まずはサーバを作成する(写真=左)。情報を入力して「Add」をクリックし、「Test Host」を実行してきちんと動作していることを確認する(写真=右)

 次に正規のプログラムに組み込むトロイの木馬を作成する。ここでは埋め込み先にStinger(スタンドアロン型のウイルススキャンツール)を用いているが、これはターゲットにマルウェアを実行させる際、正規のウイルススキャンツールをインストールしていると思わせるためだ。

 画面の左にあるメニューバーを見ると、「Stealth」(マルウェア実行時に実行ファイルを削除する、ユーザーに隠れてマルウェアを実行する)や、「Blacklist」(感染したマシン上のセキュリティソフトなどを無効化するリスト)といった項目が並び、作成するトロイの木馬にさまざまな動作オプションを設定できることが分かる。満足のいく設定ができたら、ファイル名にvirusscanなどの“それらしい”名前をつけ、実行ファイルとしてコンパイルする。これでひとまずは完成だ。

正規のウイルススキャンツールにトロイの木馬を組み込む(写真=左)。実行時の挙動にはさまざまなオプションが用意されている。目的にあわせてカスタマイズしよう(写真=中央)。設定が済んだら名前をつけてコンパイルボタンを押せば完成だ(写真=右)

 次のステップでは、ターゲットのマシンをトロイの木馬に感染させる。これには色々な方法があるが、今回はソーシャルエンジニアリングを使った古典的な手法を使う。具体的な手順は、正規のWebサイトのURLに似せたURLで、本物そっくりの偽サイトを立ち上げ、第一段階で作成したトロイの木馬を配置し、偽装した電子メールをターゲットに送ってこの偽のWebサイトに誘導、そこでマルウェアをダウンロードさせるという流れだ。

 まず攻撃側のPCでセキュリティベンダーを装ったメールを作成し、ターゲットに送信。今度はターゲット側(被害者)でメールを受信する。体験セッションでは自分が攻撃者と被害者の1人2役を演じるので、「ん? セキュリティベンダーからメールが来たぞ? ほうほう無料のアンチウイルスソフトか。さっそくゲットだぜ!」などと頭の中で小芝居を打ってみたりする。

本物そっくりの偽のサイトを立ち上げ、ここにマルウェアを配置(写真=左)。ターゲットに偽装メールを送る(写真=中央)。こちらはVictim(被害者)側のメールボックス。メールを受信したターゲットは、セキュリティベンダーからメールが来たと思い込む(写真=右)

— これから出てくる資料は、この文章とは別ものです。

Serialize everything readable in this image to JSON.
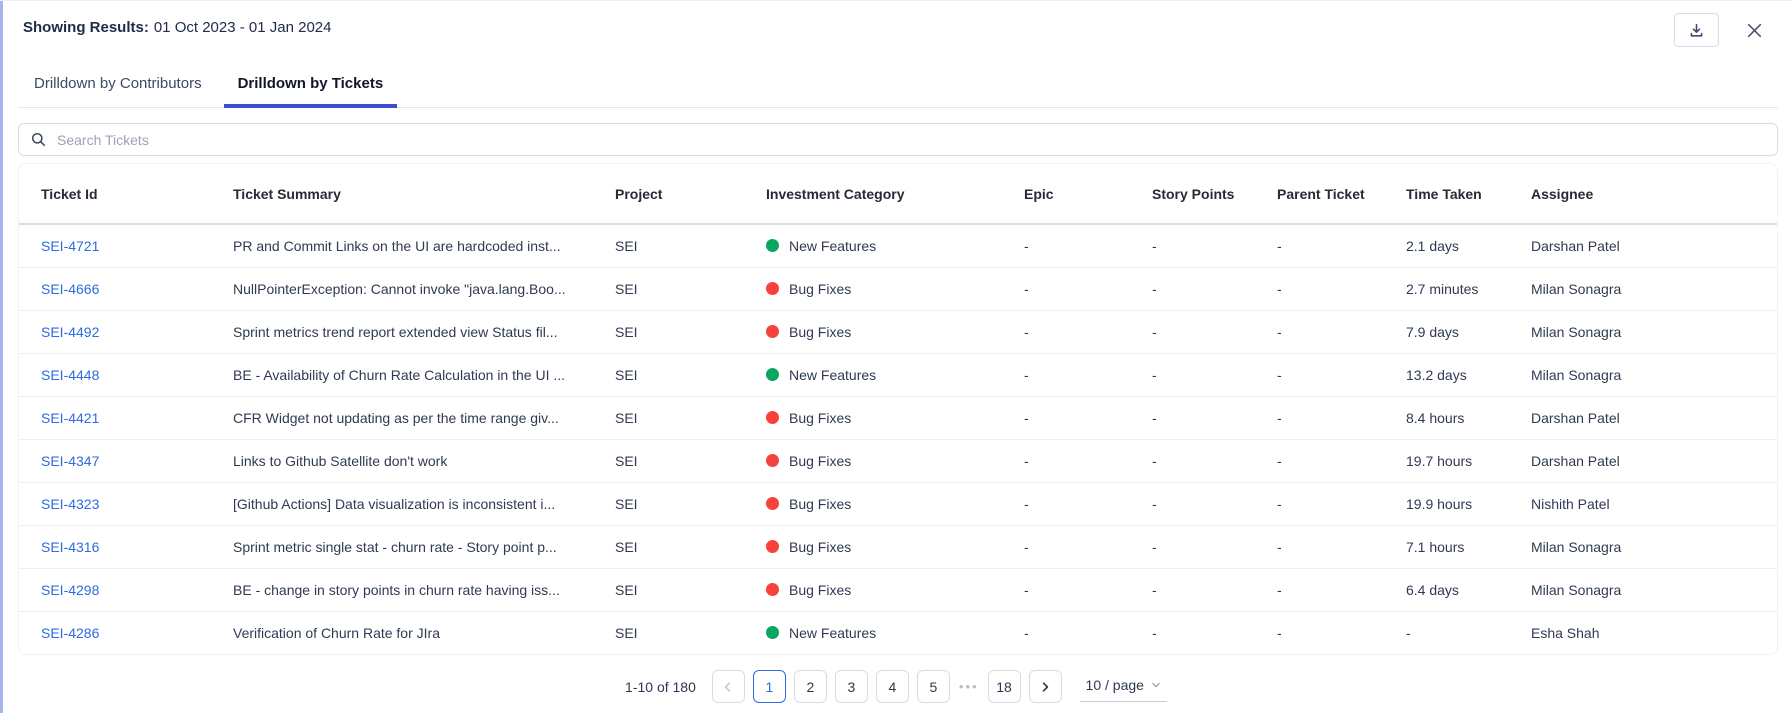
{
  "header": {
    "results_label": "Showing Results:",
    "results_value": "01 Oct 2023 - 01 Jan 2024"
  },
  "toolbar": {
    "download_icon": "download-icon",
    "close_icon": "close-icon"
  },
  "tabs": [
    {
      "id": "contributors",
      "label": "Drilldown by Contributors",
      "active": false
    },
    {
      "id": "tickets",
      "label": "Drilldown by Tickets",
      "active": true
    }
  ],
  "search": {
    "placeholder": "Search Tickets"
  },
  "table": {
    "columns": [
      "Ticket Id",
      "Ticket Summary",
      "Project",
      "Investment Category",
      "Epic",
      "Story Points",
      "Parent Ticket",
      "Time Taken",
      "Assignee"
    ],
    "rows": [
      {
        "ticket_id": "SEI-4721",
        "summary": "PR and Commit Links on the UI are hardcoded inst...",
        "project": "SEI",
        "category": "New Features",
        "epic": "-",
        "story_points": "-",
        "parent_ticket": "-",
        "time_taken": "2.1 days",
        "assignee": "Darshan Patel"
      },
      {
        "ticket_id": "SEI-4666",
        "summary": "NullPointerException: Cannot invoke \"java.lang.Boo...",
        "project": "SEI",
        "category": "Bug Fixes",
        "epic": "-",
        "story_points": "-",
        "parent_ticket": "-",
        "time_taken": "2.7 minutes",
        "assignee": "Milan Sonagra"
      },
      {
        "ticket_id": "SEI-4492",
        "summary": "Sprint metrics trend report extended view Status fil...",
        "project": "SEI",
        "category": "Bug Fixes",
        "epic": "-",
        "story_points": "-",
        "parent_ticket": "-",
        "time_taken": "7.9 days",
        "assignee": "Milan Sonagra"
      },
      {
        "ticket_id": "SEI-4448",
        "summary": "BE - Availability of Churn Rate Calculation in the UI ...",
        "project": "SEI",
        "category": "New Features",
        "epic": "-",
        "story_points": "-",
        "parent_ticket": "-",
        "time_taken": "13.2 days",
        "assignee": "Milan Sonagra"
      },
      {
        "ticket_id": "SEI-4421",
        "summary": "CFR Widget not updating as per the time range giv...",
        "project": "SEI",
        "category": "Bug Fixes",
        "epic": "-",
        "story_points": "-",
        "parent_ticket": "-",
        "time_taken": "8.4 hours",
        "assignee": "Darshan Patel"
      },
      {
        "ticket_id": "SEI-4347",
        "summary": "Links to Github Satellite don't work",
        "project": "SEI",
        "category": "Bug Fixes",
        "epic": "-",
        "story_points": "-",
        "parent_ticket": "-",
        "time_taken": "19.7 hours",
        "assignee": "Darshan Patel"
      },
      {
        "ticket_id": "SEI-4323",
        "summary": "[Github Actions] Data visualization is inconsistent i...",
        "project": "SEI",
        "category": "Bug Fixes",
        "epic": "-",
        "story_points": "-",
        "parent_ticket": "-",
        "time_taken": "19.9 hours",
        "assignee": "Nishith Patel"
      },
      {
        "ticket_id": "SEI-4316",
        "summary": "Sprint metric single stat - churn rate - Story point p...",
        "project": "SEI",
        "category": "Bug Fixes",
        "epic": "-",
        "story_points": "-",
        "parent_ticket": "-",
        "time_taken": "7.1 hours",
        "assignee": "Milan Sonagra"
      },
      {
        "ticket_id": "SEI-4298",
        "summary": "BE - change in story points in churn rate having iss...",
        "project": "SEI",
        "category": "Bug Fixes",
        "epic": "-",
        "story_points": "-",
        "parent_ticket": "-",
        "time_taken": "6.4 days",
        "assignee": "Milan Sonagra"
      },
      {
        "ticket_id": "SEI-4286",
        "summary": "Verification of Churn Rate for JIra",
        "project": "SEI",
        "category": "New Features",
        "epic": "-",
        "story_points": "-",
        "parent_ticket": "-",
        "time_taken": "-",
        "assignee": "Esha Shah"
      }
    ]
  },
  "category_colors": {
    "New Features": "#09a65f",
    "Bug Fixes": "#f6413c"
  },
  "pagination": {
    "range_text": "1-10 of 180",
    "page_numbers": [
      "1",
      "2",
      "3",
      "4",
      "5"
    ],
    "ellipsis": "•••",
    "last_page": "18",
    "active_page": "1",
    "page_size": "10 / page"
  },
  "colors": {
    "tab_underline": "#3a50d0",
    "link_blue": "#2d6bdf",
    "active_page_blue": "#2d6bdf",
    "green_dot": "#09a65f",
    "red_dot": "#f6413c",
    "left_edge_strip": "#a6b4ee"
  }
}
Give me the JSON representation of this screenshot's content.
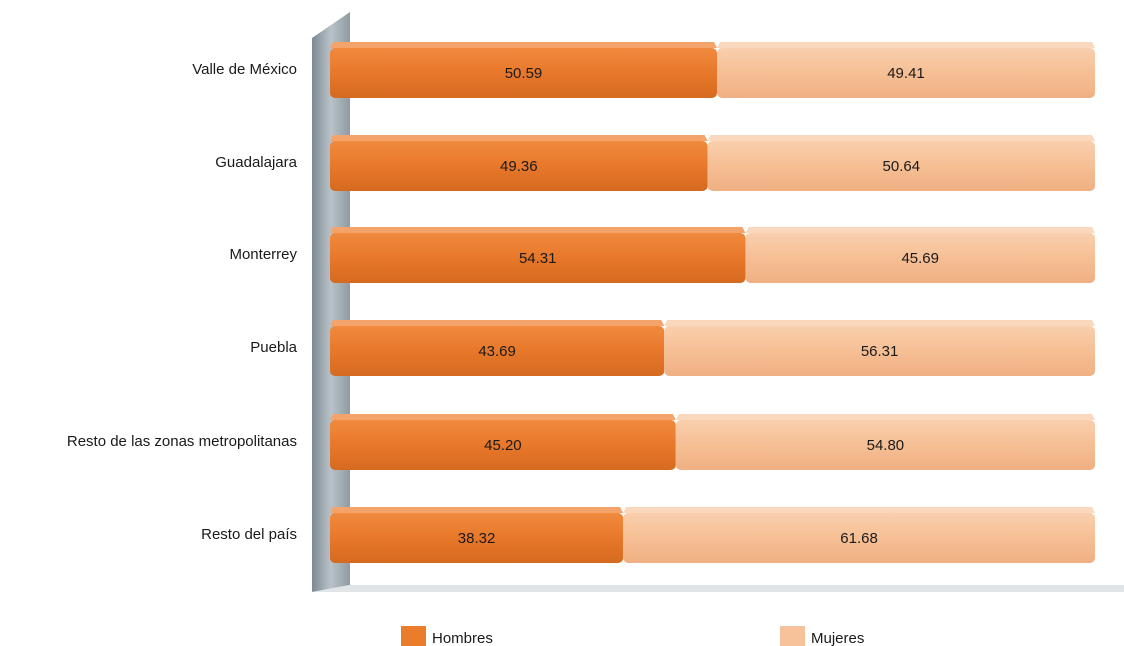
{
  "chart_data": {
    "type": "bar",
    "orientation": "horizontal",
    "stacked": "100%",
    "categories": [
      "Valle de México",
      "Guadalajara",
      "Monterrey",
      "Puebla",
      "Resto de las zonas metropolitanas",
      "Resto del país"
    ],
    "series": [
      {
        "name": "Hombres",
        "color": "#ea7c2c",
        "values": [
          50.59,
          49.36,
          54.31,
          43.69,
          45.2,
          38.32
        ],
        "labels": [
          "50.59",
          "49.36",
          "54.31",
          "43.69",
          "45.20",
          "38.32"
        ]
      },
      {
        "name": "Mujeres",
        "color": "#f7c29a",
        "values": [
          49.41,
          50.64,
          45.69,
          56.31,
          54.8,
          61.68
        ],
        "labels": [
          "49.41",
          "50.64",
          "45.69",
          "56.31",
          "54.80",
          "61.68"
        ]
      }
    ],
    "xlim": [
      0,
      100
    ],
    "grid": false,
    "legend": "bottom",
    "title": "",
    "xlabel": "",
    "ylabel": ""
  }
}
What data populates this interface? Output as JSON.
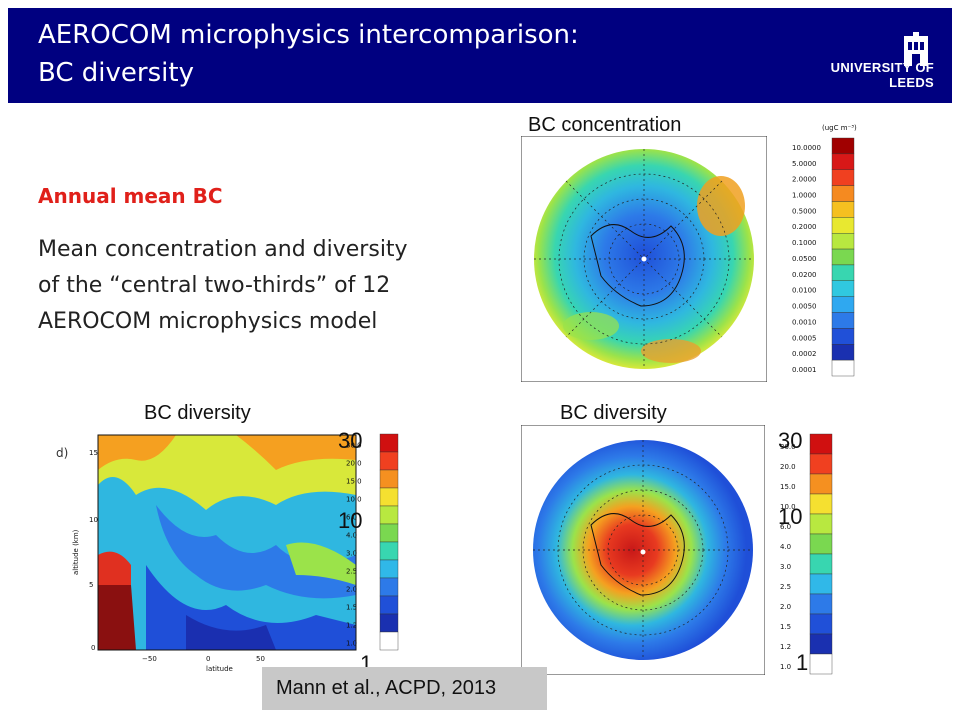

ここでリンクをクリックすると、攻撃者の作成したマルウェアがまんまとダウンロードされる(写真=左)。ダウンロードしたファイルを実行すると、見かけはウイルススキャンツールが起動するので、被害者は攻撃されていることに気付かない(写真=中央)。こちらは攻撃者側のSharKコンソール。被害者のVictimが“ワナ”にかかった(写真=右)

 あくまで体験会であるこのセッションでは、(被害者が)受信したメールのリンクからプログラムをダウンロードし何の疑いもなく実行する、という攻撃者側とってやや都合のいい想定だが、例えそうしたセキュリティ意識の低いユーザーが実際にはほとんどいなくても、無料のセキュリティソフトを探している人に向けて、何万通のメールが送信されればひっかかってしまう人はいるかもしれない。また、人気のある正規のWebサイトそのものを改ざんして悪意のあるコードを仕込み、そのWebサイトにアクセスしただけで感染させるような場合は、セキュリティソフトを導入せず、アプリケーションのパッチもあてていないユーザーの大きな脅威になる。それこそ、自分の知らないあいだにPCが乗っ取られていても不思議ではないだろう。